Dialogues des morts sur l'amour et la jouissance
de Muriel Pic

critiqué par JPGP, le 15 mai 2023
( - 77 ans)


La note:  étoiles
Muriel Pic et les ombres qui dansent
Dans ce livre tout un univers de mystère est généré par des dialogues et des récits de rêves un peu à la manière des contes et légendes qui se transmettent de bouche à oreille. Les paroles que s’échangent les morts et les récits de rêves se développent de manière incisive, parfois absurde (comme c'est le cas dans les songes), avec parfois une morale plus ou moins bringuebalante pour pimenter le tout.

Georges Bataille - en connaisseur - converse sur l’amour et la jouissance avec Timothy Leary et Edith Piaf, Rosa Luxemburg avec Nelson Mandela, Victor Hugo avec Nina Simone, Maya Deren avec Mahatma Ghandi. Il s'agit chaque fois de réenchanter un monde qui en a bien besoin en de telles dérives où l’amour et les genres, les émotions, la mort, la folie du monde, sont revisités par la poétesse ailée et vagabonde..

Le réel est mis à distance là où le langage crée une vérité moins d'apparence que de filiation et un paysage-affect pour nous faire entrer dans sa lumière.
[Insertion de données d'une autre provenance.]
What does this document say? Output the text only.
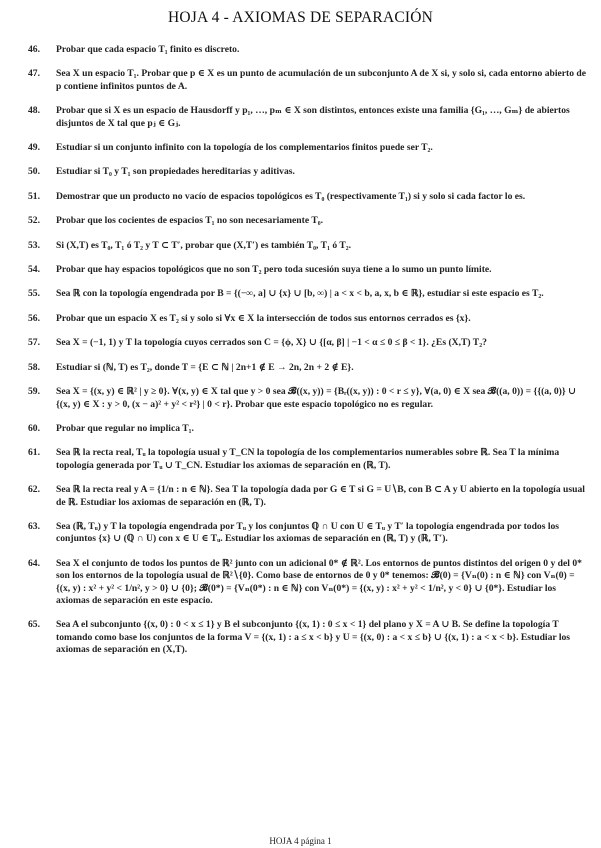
HOJA 4 - AXIOMAS DE SEPARACIÓN
46.	Probar que cada espacio T₁ finito es discreto.
47.	Sea X un espacio T₁. Probar que p ∈ X es un punto de acumulación de un subconjunto A de X si, y solo si, cada entorno abierto de p contiene infinitos puntos de A.
48.	Probar que si X es un espacio de Hausdorff y p₁, …, pₘ ∈ X son distintos, entonces existe una familia {G₁, …, Gₘ} de abiertos disjuntos de X tal que pⱼ ∈ Gⱼ.
49.	Estudiar si un conjunto infinito con la topología de los complementarios finitos puede ser T₂.
50.	Estudiar si T₀ y T₁ son propiedades hereditarias y aditivas.
51.	Demostrar que un producto no vacío de espacios topológicos es T₀ (respectivamente T₁) si y solo si cada factor lo es.
52.	Probar que los cocientes de espacios T₁ no son necesariamente T₀.
53.	Si (X,T) es T₀, T₁ ó T₂ y T ⊂ T′, probar que (X,T′) es también T₀, T₁ ó T₂.
54.	Probar que hay espacios topológicos que no son T₂ pero toda sucesión suya tiene a lo sumo un punto límite.
55.	Sea ℝ con la topología engendrada por B = {(−∞, a] ∪ {x} ∪ [b, ∞) | a < x < b, a, x, b ∈ ℝ}, estudiar si este espacio es T₂.
56.	Probar que un espacio X es T₂ si y solo si ∀x ∈ X la intersección de todos sus entornos cerrados es {x}.
57.	Sea X = (−1, 1) y T la topología cuyos cerrados son C = {ϕ, X} ∪ {[α, β] | −1 < α ≤ 0 ≤ β < 1}. ¿Es (X,T) T₂?
58.	Estudiar si (ℕ, T) es T₂, donde T = {E ⊂ ℕ | 2n+1 ∉ E → 2n, 2n + 2 ∉ E}.
59.	Sea X = {(x, y) ∈ ℝ² | y ≥ 0}. ∀(x, y) ∈ X tal que y > 0 sea 𝓑((x, y)) = {Bᵣ((x, y)) : 0 < r ≤ y}, ∀(a, 0) ∈ X sea 𝓑((a, 0)) = {{(a, 0)} ∪ {(x, y) ∈ X : y > 0, (x − a)² + y² < r²} | 0 < r}. Probar que este espacio topológico no es regular.
60.	Probar que regular no implica T₁.
61.	Sea ℝ la recta real, Tᵤ la topología usual y T_CN la topología de los complementarios numerables sobre ℝ. Sea T la mínima topología generada por Tᵤ ∪ T_CN. Estudiar los axiomas de separación en (ℝ, T).
62.	Sea ℝ la recta real y A = {1/n : n ∈ ℕ}. Sea T la topología dada por G ∈ T si G = U∖B, con B ⊂ A y U abierto en la topología usual de ℝ. Estudiar los axiomas de separación en (ℝ, T).
63.	Sea (ℝ, Tᵤ) y T la topología engendrada por Tᵤ y los conjuntos ℚ ∩ U con U ∈ Tᵤ y T′ la topología engendrada por todos los conjuntos {x} ∪ (ℚ ∩ U) con x ∈ U ∈ Tᵤ. Estudiar los axiomas de separación en (ℝ, T) y (ℝ, T′).
64.	Sea X el conjunto de todos los puntos de ℝ² junto con un adicional 0* ∉ ℝ². Los entornos de puntos distintos del origen 0 y del 0* son los entornos de la topología usual de ℝ²∖{0}. Como base de entornos de 0 y 0* tenemos: 𝓑(0) = {Vₙ(0) : n ∈ ℕ} con Vₙ(0) = {(x, y) : x² + y² < 1/n², y > 0} ∪ {0}; 𝓑(0*) = {Vₙ(0*) : n ∈ ℕ} con Vₙ(0*) = {(x, y) : x² + y² < 1/n², y < 0} ∪ {0*}. Estudiar los axiomas de separación en este espacio.
65.	Sea A el subconjunto {(x, 0) : 0 < x ≤ 1} y B el subconjunto {(x, 1) : 0 ≤ x < 1} del plano y X = A ∪ B. Se define la topología T tomando como base los conjuntos de la forma V = {(x, 1) : a ≤ x < b} y U = {(x, 0) : a < x ≤ b} ∪ {(x, 1) : a < x < b}. Estudiar los axiomas de separación en (X,T).
HOJA 4 página 1
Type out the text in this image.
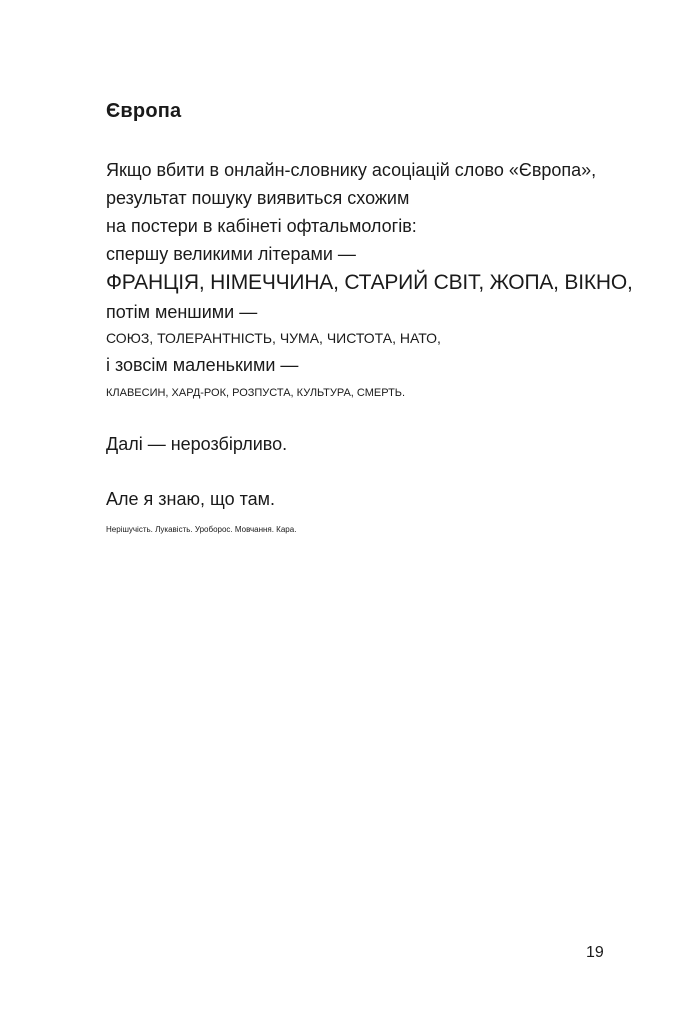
Європа
Якщо вбити в онлайн-словнику асоціацій слово «Європа»,
результат пошуку виявиться схожим
на постери в кабінеті офтальмологів:
спершу великими літерами —
ФРАНЦІЯ, НІМЕЧЧИНА, СТАРИЙ СВІТ, ЖОПА, ВІКНО,
потім меншими —
СОЮЗ, ТОЛЕРАНТНІСТЬ, ЧУМА, ЧИСТОТА, НАТО,
і зовсім маленькими —
КЛАВЕСИН, ХАРД-РОК, РОЗПУСТА, КУЛЬТУРА, СМЕРТЬ.
Далі — нерозбірливо.
Але я знаю, що там.
Нерішучість. Лукавість. Уроборос. Мовчання. Кара.
19
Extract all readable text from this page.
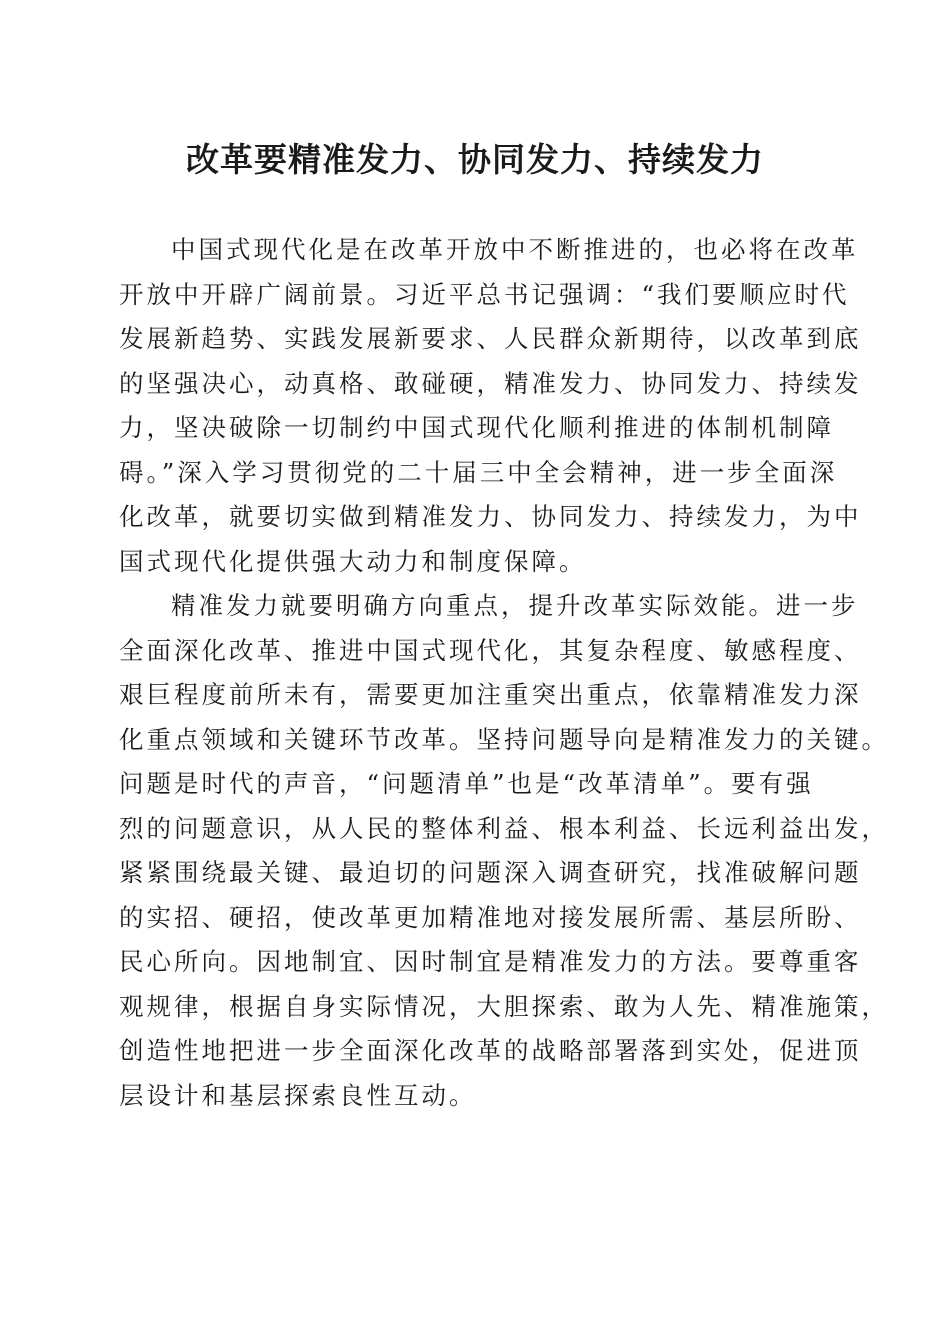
改革要精准发力、协同发力、持续发力
中国式现代化是在改革开放中不断推进的，也必将在改革
开放中开辟广阔前景。习近平总书记强调：“我们要顺应时代
发展新趋势、实践发展新要求、人民群众新期待，以改革到底
的坚强决心，动真格、敢碰硬，精准发力、协同发力、持续发
力，坚决破除一切制约中国式现代化顺利推进的体制机制障
碍。”深入学习贯彻党的二十届三中全会精神，进一步全面深
化改革，就要切实做到精准发力、协同发力、持续发力，为中
国式现代化提供强大动力和制度保障。
精准发力就要明确方向重点，提升改革实际效能。进一步
全面深化改革、推进中国式现代化，其复杂程度、敏感程度、
艰巨程度前所未有，需要更加注重突出重点，依靠精准发力深
化重点领域和关键环节改革。坚持问题导向是精准发力的关键。
问题是时代的声音，“问题清单”也是“改革清单”。要有强
烈的问题意识，从人民的整体利益、根本利益、长远利益出发，
紧紧围绕最关键、最迫切的问题深入调查研究，找准破解问题
的实招、硬招，使改革更加精准地对接发展所需、基层所盼、
民心所向。因地制宜、因时制宜是精准发力的方法。要尊重客
观规律，根据自身实际情况，大胆探索、敢为人先、精准施策，
创造性地把进一步全面深化改革的战略部署落到实处，促进顶
层设计和基层探索良性互动。
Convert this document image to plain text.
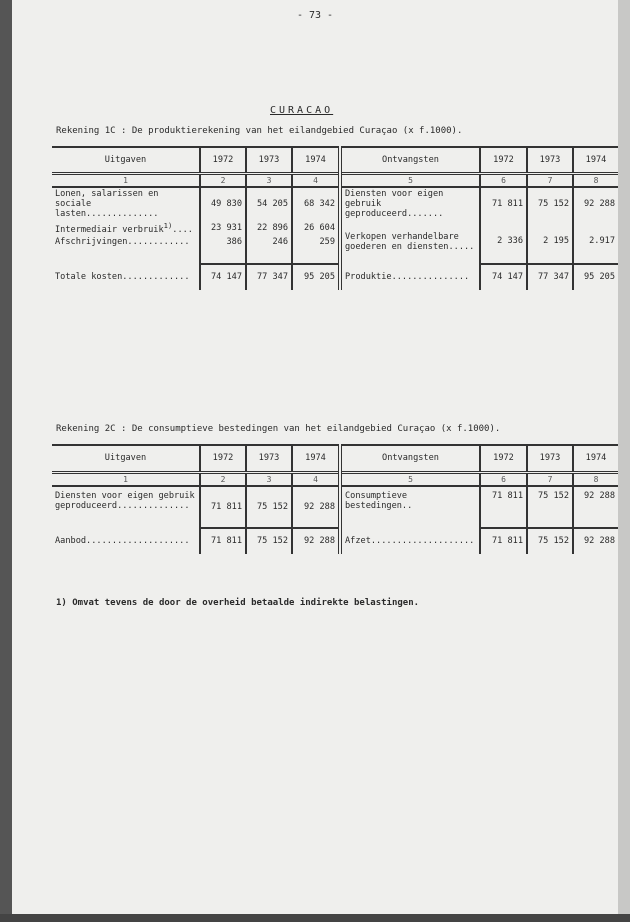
- 73 -
CURACAO
Rekening 1C : De produktierekening van het eilandgebied Curaçao (x f.1000).
Uitgaven	1972	1973	1974	Ontvangsten	1972	1973	1974
1	2	3	4	5	6	7	8
Lonen, salarissen en sociale lasten..............	49 830	54 205	68 342	Diensten voor eigen gebruik geproduceerd.......	71 811	75 152	92 288
Intermediair verbruik$^{1)}$....	23 931	22 896	26 604	Verkopen verhandelbare goederen en diensten.....	2 336	2 195	2.917
Afschrijvingen............	386	246	259				
Totale kosten.............	74 147	77 347	95 205	Produktie...............	74 147	77 347	95 205
Rekening 2C : De consumptieve bestedingen van het eilandgebied Curaçao (x f.1000).
Uitgaven	1972	1973	1974	Ontvangsten	1972	1973	1974
1	2	3	4	5	6	7	8
Diensten voor eigen gebruik geproduceerd..............	71 811	75 152	92 288	Consumptieve bestedingen..	71 811	75 152	92 288
Aanbod....................	71 811	75 152	92 288	Afzet....................	71 811	75 152	92 288
1) Omvat tevens de door de overheid betaalde indirekte belastingen.
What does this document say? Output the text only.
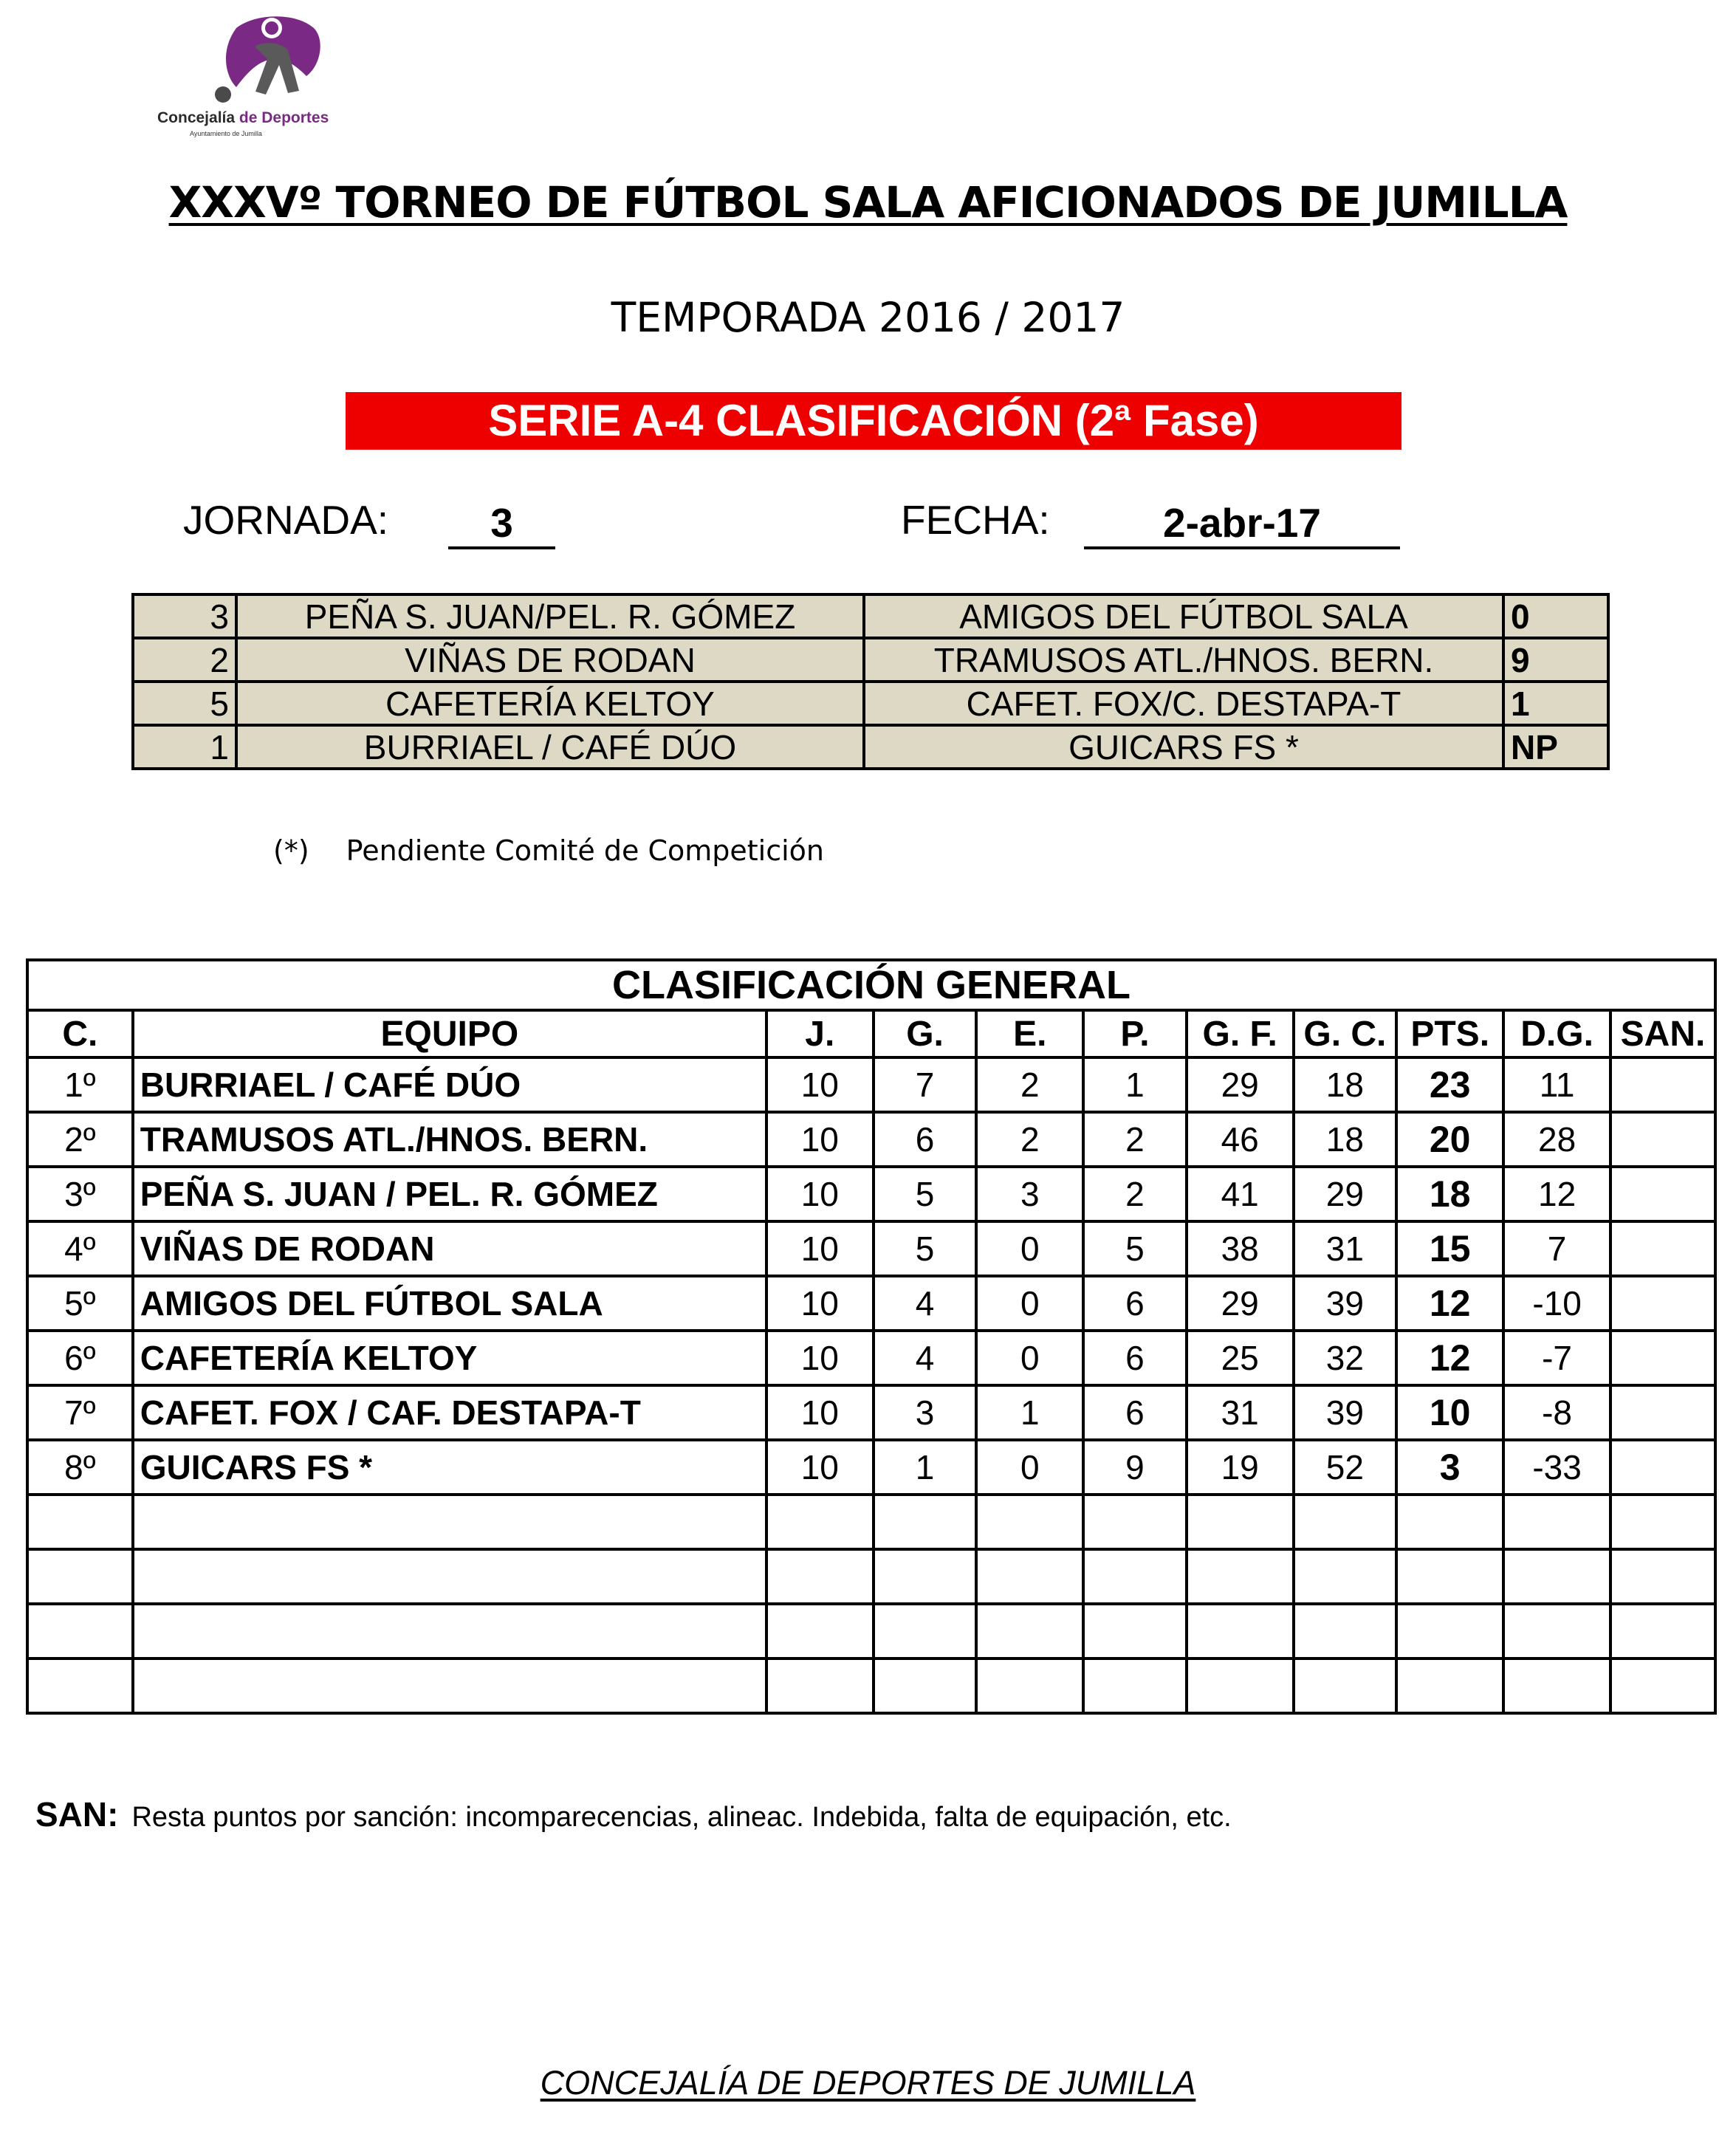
Concejalía de Deportes
Ayuntamiento de Jumilla
XXXVº TORNEO DE FÚTBOL SALA AFICIONADOS DE JUMILLA
TEMPORADA 2016 / 2017
SERIE A-4 CLASIFICACIÓN (2ª Fase)
JORNADA:	3	FECHA:	2-abr-17
3	PEÑA S. JUAN/PEL. R. GÓMEZ	AMIGOS DEL FÚTBOL SALA	0
2	VIÑAS DE RODAN	TRAMUSOS ATL./HNOS. BERN.	9
5	CAFETERÍA KELTOY	CAFET. FOX/C. DESTAPA-T	1
1	BURRIAEL / CAFÉ DÚO	GUICARS FS *	NP
(*) Pendiente Comité de Competición
CLASIFICACIÓN GENERAL										
C.	EQUIPO	J.	G.	E.	P.	G. F.	G. C.	PTS.	D.G.	SAN.
1º	BURRIAEL / CAFÉ DÚO	10	7	2	1	29	18	23	11	
2º	TRAMUSOS ATL./HNOS. BERN.	10	6	2	2	46	18	20	28	
3º	PEÑA S. JUAN / PEL. R. GÓMEZ	10	5	3	2	41	29	18	12	
4º	VIÑAS DE RODAN	10	5	0	5	38	31	15	7	
5º	AMIGOS DEL FÚTBOL SALA	10	4	0	6	29	39	12	-10	
6º	CAFETERÍA KELTOY	10	4	0	6	25	32	12	-7	
7º	CAFET. FOX / CAF. DESTAPA-T	10	3	1	6	31	39	10	-8	
8º	GUICARS FS *	10	1	0	9	19	52	3	-33	

SAN: Resta puntos por sanción: incomparecencias, alineac. Indebida, falta de equipación, etc.
CONCEJALÍA DE DEPORTES DE JUMILLA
Cette recréation dans ces dialogues des morts devient un mémoire érotique mais aussi conceptuel qui vise à affecter le réel.

Chaque "entretien" provoque un arrêt, une stupeur possible par ce qui est. Là où tout est transformé en un réel improbable mais qui nous paraît, cependant, familier. Des telles "stances" font apparaître ces fragments hors de l’habitude que nous avons de l'apparence. De telles considérations soudain et en déit de leurs racines n'ont ni reflet ni double, elles n’existent qu’en et par elles-mêmes.

Le "Légendaire mensonger" a donc de beaux mots devant lui. Le spatial et le temporel prennent un caractère spécial. Le paysage aussi. Mais il n'est pas jusqu'au sexe et aux seins de devenir dans leurs voyelles et consonnes, des graines de pupilles jusqu'à l'iris et ce pour atteindre des lieux où d'une certaine façon nous n'arrivons jamais.